Yes, we should not put patients at risk of harm or base guidelines on things that are inadequately evidenced. But what if an intervention is safe and may have a chance, even small, of alleviating a particular symptom that an individual is struggling with? Do we adopt a blanket position in individualised conversations of saying "no, you're not allowed to try"?
Nobody reasonable is saying there are effective treatments for core ME/CFS features. Every single paper or grant application I have written has this in the first few lines.
Thank you for continuing to engage with us on these thorny issues, and for your research work. We need more people like you.

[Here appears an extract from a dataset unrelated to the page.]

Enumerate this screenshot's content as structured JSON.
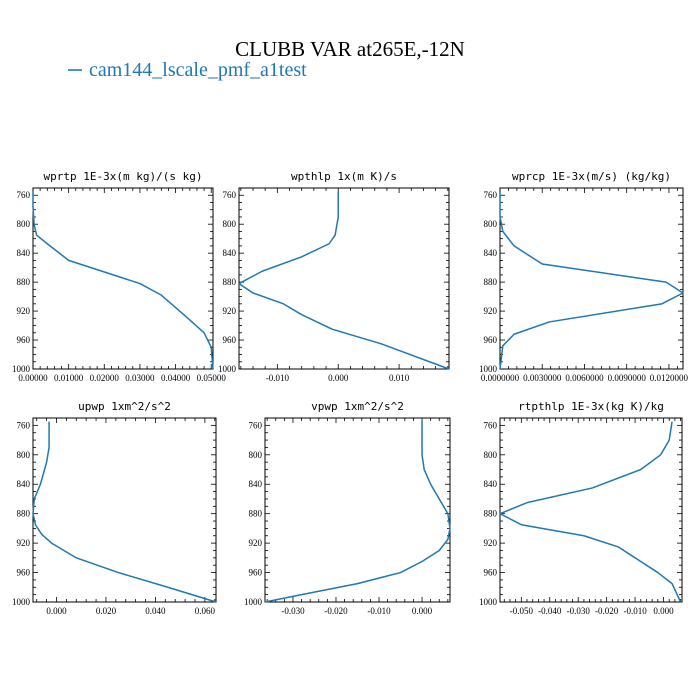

I find this situation really difficult to deal with. I accept that there are some symptomatic treatments some people find make a big difference for their quality of life and capacity to function, while not curing the core feature PEM. That seems particularly the case for those who have raised heart rate on standing, commonly called POTS.
I don't think most of us are saying these treatments should be banned for pwME. Nor are we criticising pwME who want to try them. If it is headaches or insomnia, rather than PEM, or POTS rather than PEM that is limiting someone's abililty to function, it seems logical to me from the patent's point of view for them to try whatever treatment for that symptom their doctor recommends.
I don't think that contradicts the responsiblity of doctors to carry out clinical trials of the drugs they are recommending, nor does it contadict our criticism of such doctors for going on for decades recommending unevidenced treatments without bothering to set up clinical trials.
And for many of us, even if we try these symptomatic treatments, our OI is not related to POTS so that treatment is no use. And for many of us PEM and/or cognitive dysfunction and/or OI not caused by POTS are the major factors that limit our capacity to function, so there aren't any drugs that will improve our symptoms or function. Also many of us have nasty side effects from many supposedly benign drugs.
I am wary of muddling up discussion of scientific hypothesis papers with discussion of anecdotal evidence. It's all very well to say 'I have a friend who got a lot better with treatment Z.' Or even 'I know lots of people who improved with treatment Z'. Until treatment Z has undergone double blind clinical trials we can't know definitively whether treatment Z will be of more benefit to pwME than placebo. Look at what happened with rituximab. Look at all the claims of recovery with brain retraining.
Is it really any better for a scientist to tell us they have observed lots of people who say they improved with treatment Z, than a person like the one who joined the forum recently to telll us she knows 'thousands' of people with ME/CFS cured with brain retraining? How do we balance the veracity of those anecdotes?
In the end it leaves pwME in a muddle over what to do, either forever chasing the latest treatment on the basis of anecdote, or giving up altogether and choosing not to get swept along by strings of convincing sounding anecdotes, and to manage our lives as best we can while we hope to be among the lucky ones who improve naturally, and while we wait for doctors to get their act together to carry out clinical trials of the drugs they have been recommending without sound evidence.